# CoD 5 beta key zum tausch



## xXHairyPotterXx (30. Oktober 2008)

hallo zusammen 
bin neu hier und hoffe das gehört hier rein
ich hätte drei pc beta codes für call of duty 5 und würde gerne gegen ein xbox live beta code tauschen^^
bei interesse bitte melden
mfg hairyP
Edit: suche immer noch nach einem beta-key


----------



## lordofthe1337 (30. Oktober 2008)

verschenkst du auch einen so?


----------



## Bamboocha2510 (30. Oktober 2008)

Du möchtest kostenlose COD5 beta acc. gegen kostenpflichtige Xbox Live acc. tauschen???

Ich tausch doch auch nicht nen Ferrari gegen ne Tüte Reis.
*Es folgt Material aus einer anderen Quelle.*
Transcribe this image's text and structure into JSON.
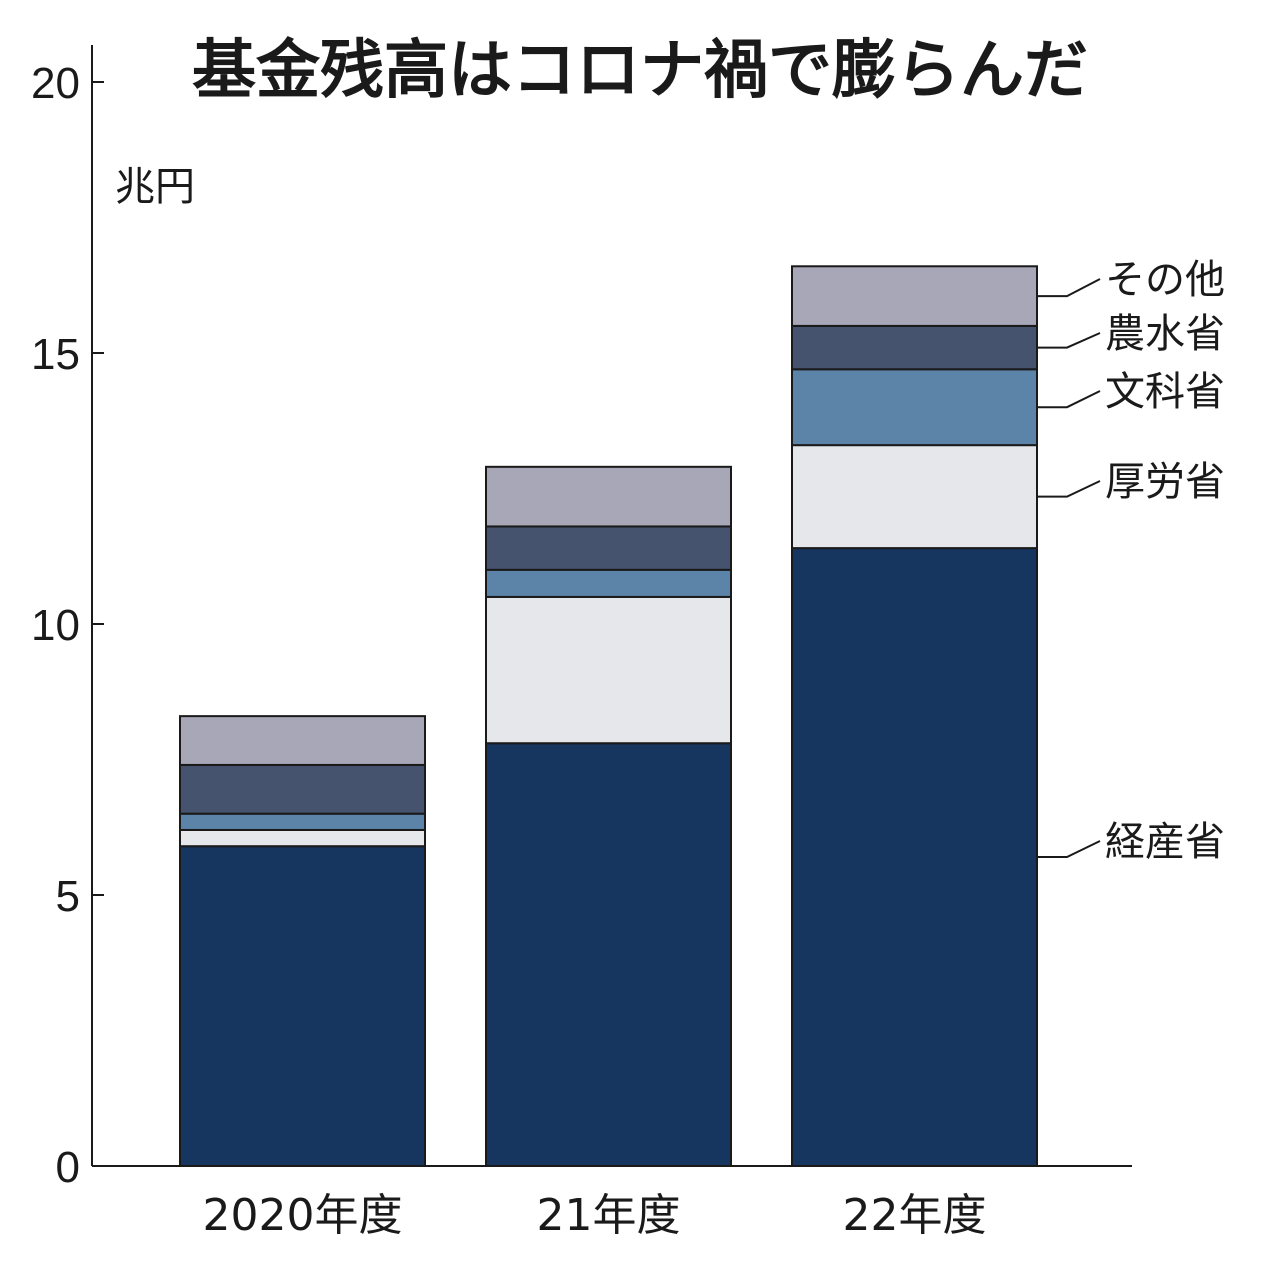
{
  "chart_data": {
    "type": "bar",
    "stacked": true,
    "title": "基金残高はコロナ禍で膨らんだ",
    "unit_label": "兆円",
    "xlabel": "",
    "ylabel": "",
    "ylim": [
      0,
      20
    ],
    "yticks": [
      0,
      5,
      10,
      15,
      20
    ],
    "grid": false,
    "legend_placement": "right",
    "categories": [
      "2020年度",
      "21年度",
      "22年度"
    ],
    "series": [
      {
        "name": "経産省",
        "color": "#163660",
        "values": [
          5.9,
          7.8,
          11.4
        ]
      },
      {
        "name": "厚労省",
        "color": "#e6e7eb",
        "values": [
          0.3,
          2.7,
          1.9
        ]
      },
      {
        "name": "文科省",
        "color": "#5b84a8",
        "values": [
          0.3,
          0.5,
          1.4
        ]
      },
      {
        "name": "農水省",
        "color": "#45536f",
        "values": [
          0.9,
          0.8,
          0.8
        ]
      },
      {
        "name": "その他",
        "color": "#a7a7b8",
        "values": [
          0.9,
          1.1,
          1.1
        ]
      }
    ]
  }
}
Ausserdem kannste dir die Beta Keys immer noch besorgen AUCH wenn du aus Deutschland kommst.......


----------



## xXHairyPotterXx (30. Oktober 2008)

uuups das hat man wohl falsch verstanden, ich will natürlich gegen einen xbox live beta code für CoD5 tauschen nicht gegen einen xbox live account^^


----------



## xXHairyPotterXx (30. Oktober 2008)

und ich komme aus österreich, bekomme nur eben keinen beta key für cod 5 für die xbox


----------



## Batscha (31. Oktober 2008)

ja, hier!! würde gerne mit dir tauschen ..


----------



## xXHairyPotterXx (31. Oktober 2008)

Batscha schrieb:


> ja, hier!! würde gerne mit dir tauschen ..


 ok ich schick dir eine PM


----------



## atticuz66 (2. November 2008)

hallo,

hat vielleicht noch jemand einen cod 5 beta key für pc übrig würde so gerne mal das game testen finde aber nirgends mehr ein beta key ...

alsoo bitte bitte bitte leute xD


----------



## y33H@ (3. November 2008)

Was zahlst du? 

cYa


----------



## f3rr1s (3. November 2008)

also nen Xbox Key habe ich brauche nur nen PC Key -.-


----------



## Lincoln55 (4. November 2008)

Hi ich hab nen Xbox Code würde gegen nen PC Code tauschen...PM mir


----------



## slonik030 (7. November 2008)

Hab 2 codes für pc
will jemand gegen 360 code tauschen???


----------